VwGH vom 22.03.2023, Ra 2022/13/0113

Betreff

Der Verwaltungsgerichtshof hat durch die Vorsitzende Senatspräsidentin Dr. Büsser, den Hofrat MMag. Maislinger sowie die Hofrätinnen Dr. Reinbacher und Dr.in Lachmayer und den Hofrat Dr. Bodis als Richter, unter Mitwirkung der Schriftführerin Mag. Schramel, über die Revision des P in L, vertreten durch die Metzler & Partner Rechtsanwälte GmbH in 4020 Linz, Landstraße 49, gegen das Erkenntnis des Bundesfinanzgerichts vom , Zl. RV/5100547/2021, betreffend Haftung gemäß § 9 BAO, zu Recht erkannt:

Spruch

Das angefochtene Erkenntnis wird wegen Rechtswidrigkeit infolge Verletzung von Verfahrensvorschriften aufgehoben.
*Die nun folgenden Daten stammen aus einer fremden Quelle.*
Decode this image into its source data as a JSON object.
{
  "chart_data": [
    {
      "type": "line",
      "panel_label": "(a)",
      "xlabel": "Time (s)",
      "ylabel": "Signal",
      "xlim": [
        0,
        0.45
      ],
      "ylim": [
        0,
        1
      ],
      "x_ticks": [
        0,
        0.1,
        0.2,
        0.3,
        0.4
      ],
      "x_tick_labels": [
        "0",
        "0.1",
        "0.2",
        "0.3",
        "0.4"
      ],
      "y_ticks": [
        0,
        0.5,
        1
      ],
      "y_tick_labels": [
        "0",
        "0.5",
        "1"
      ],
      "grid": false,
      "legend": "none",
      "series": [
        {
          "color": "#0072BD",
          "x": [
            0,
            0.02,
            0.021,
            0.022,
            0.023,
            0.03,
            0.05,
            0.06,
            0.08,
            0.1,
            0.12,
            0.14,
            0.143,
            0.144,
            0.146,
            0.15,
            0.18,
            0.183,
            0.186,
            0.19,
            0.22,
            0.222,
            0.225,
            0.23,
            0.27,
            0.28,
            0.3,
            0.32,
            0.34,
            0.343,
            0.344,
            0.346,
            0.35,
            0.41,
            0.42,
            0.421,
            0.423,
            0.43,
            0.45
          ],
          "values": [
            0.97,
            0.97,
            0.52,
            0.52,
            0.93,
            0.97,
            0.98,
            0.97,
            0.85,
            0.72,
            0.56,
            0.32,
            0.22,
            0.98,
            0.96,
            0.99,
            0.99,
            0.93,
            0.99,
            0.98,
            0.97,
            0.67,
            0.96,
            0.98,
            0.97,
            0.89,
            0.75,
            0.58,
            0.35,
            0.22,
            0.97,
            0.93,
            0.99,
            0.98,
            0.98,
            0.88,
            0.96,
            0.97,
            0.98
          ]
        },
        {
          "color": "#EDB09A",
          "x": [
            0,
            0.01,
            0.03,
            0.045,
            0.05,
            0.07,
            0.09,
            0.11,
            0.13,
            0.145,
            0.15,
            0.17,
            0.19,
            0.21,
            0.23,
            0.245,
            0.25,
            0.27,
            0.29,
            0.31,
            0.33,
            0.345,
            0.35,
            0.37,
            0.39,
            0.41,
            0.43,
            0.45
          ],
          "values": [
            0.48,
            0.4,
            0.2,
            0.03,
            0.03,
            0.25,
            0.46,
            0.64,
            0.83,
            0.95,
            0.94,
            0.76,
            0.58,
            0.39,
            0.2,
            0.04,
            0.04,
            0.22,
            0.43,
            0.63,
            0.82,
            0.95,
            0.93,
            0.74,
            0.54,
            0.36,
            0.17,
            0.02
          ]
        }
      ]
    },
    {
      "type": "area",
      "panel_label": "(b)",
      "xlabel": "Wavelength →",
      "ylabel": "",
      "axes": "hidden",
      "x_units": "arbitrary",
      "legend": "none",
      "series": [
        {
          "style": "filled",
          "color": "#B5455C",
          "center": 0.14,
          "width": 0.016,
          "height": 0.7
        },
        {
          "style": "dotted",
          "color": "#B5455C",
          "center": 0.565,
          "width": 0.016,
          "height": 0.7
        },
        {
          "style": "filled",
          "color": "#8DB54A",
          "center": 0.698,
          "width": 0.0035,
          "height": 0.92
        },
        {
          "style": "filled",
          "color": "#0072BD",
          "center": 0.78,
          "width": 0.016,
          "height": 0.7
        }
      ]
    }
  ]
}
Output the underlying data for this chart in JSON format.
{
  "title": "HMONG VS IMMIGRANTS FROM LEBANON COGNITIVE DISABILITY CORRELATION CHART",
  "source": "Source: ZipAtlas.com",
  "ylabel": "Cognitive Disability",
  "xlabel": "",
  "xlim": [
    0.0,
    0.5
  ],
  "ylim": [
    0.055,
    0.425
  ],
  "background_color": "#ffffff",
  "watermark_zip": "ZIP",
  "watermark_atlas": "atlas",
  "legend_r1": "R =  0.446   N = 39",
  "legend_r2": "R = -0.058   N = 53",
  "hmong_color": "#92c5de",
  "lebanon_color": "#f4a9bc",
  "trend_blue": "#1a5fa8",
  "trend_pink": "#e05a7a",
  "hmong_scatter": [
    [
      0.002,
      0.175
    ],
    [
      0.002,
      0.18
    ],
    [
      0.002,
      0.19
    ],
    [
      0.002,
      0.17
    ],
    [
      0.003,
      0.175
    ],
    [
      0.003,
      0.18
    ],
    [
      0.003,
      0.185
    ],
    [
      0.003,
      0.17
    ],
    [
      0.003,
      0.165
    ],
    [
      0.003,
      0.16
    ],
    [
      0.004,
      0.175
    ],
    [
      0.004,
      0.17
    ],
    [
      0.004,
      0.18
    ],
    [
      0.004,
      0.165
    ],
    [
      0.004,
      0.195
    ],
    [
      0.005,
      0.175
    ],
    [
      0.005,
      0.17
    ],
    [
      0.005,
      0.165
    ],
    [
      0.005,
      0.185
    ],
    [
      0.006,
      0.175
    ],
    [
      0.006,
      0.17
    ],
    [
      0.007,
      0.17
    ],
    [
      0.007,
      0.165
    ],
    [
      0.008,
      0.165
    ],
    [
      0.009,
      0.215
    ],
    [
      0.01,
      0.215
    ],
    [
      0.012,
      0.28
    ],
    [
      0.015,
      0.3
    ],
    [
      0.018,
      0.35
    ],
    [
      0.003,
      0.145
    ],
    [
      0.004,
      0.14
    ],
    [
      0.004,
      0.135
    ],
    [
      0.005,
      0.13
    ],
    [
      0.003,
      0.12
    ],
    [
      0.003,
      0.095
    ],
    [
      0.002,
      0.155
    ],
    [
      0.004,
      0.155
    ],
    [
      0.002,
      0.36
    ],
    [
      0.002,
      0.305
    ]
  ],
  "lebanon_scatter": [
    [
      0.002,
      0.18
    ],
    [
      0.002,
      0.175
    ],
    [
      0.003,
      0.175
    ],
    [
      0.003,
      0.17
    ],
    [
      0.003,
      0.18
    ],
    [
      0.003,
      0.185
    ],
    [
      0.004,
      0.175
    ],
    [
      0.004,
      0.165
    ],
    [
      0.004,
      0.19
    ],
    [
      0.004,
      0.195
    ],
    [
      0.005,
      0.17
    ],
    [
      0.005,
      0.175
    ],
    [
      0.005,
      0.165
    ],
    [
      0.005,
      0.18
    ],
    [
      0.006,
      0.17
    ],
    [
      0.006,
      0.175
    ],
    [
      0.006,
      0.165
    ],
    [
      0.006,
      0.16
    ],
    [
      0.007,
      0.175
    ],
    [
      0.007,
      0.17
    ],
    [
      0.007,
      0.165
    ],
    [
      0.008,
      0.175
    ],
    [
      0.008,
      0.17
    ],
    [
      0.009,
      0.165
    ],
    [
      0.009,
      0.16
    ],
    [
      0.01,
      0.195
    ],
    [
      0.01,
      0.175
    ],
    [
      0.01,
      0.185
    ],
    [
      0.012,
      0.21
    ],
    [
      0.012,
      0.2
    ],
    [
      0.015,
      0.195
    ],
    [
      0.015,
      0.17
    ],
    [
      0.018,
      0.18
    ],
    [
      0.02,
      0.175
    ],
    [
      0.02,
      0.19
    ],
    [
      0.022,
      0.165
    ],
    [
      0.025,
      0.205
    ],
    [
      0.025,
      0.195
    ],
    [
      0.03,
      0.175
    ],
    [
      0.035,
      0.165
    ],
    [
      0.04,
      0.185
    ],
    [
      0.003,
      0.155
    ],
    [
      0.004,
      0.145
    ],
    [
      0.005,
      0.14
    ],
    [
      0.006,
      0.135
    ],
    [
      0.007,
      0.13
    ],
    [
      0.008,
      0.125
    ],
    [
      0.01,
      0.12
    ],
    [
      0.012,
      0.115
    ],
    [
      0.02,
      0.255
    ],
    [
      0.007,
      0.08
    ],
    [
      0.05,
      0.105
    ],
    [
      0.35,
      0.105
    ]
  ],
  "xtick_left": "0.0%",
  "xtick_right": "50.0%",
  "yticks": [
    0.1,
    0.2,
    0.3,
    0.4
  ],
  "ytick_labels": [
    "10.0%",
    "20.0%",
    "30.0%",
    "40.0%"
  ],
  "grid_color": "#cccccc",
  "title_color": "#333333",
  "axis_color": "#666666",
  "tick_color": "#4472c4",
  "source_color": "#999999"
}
Der Bund hat dem Revisionswerber Aufwendungen in der Höhe von € 1.346,20 binnen zwei Wochen bei sonstiger Exekution zu ersetzen.

Begründung

1Der Revisionswerber wurde als Geschäftsführer der R GmbH iL für den bei der Primärschuldnerin ausgewiesenen Abgabenrückstand zur Haftung gemäß § 9 BAO herangezogen.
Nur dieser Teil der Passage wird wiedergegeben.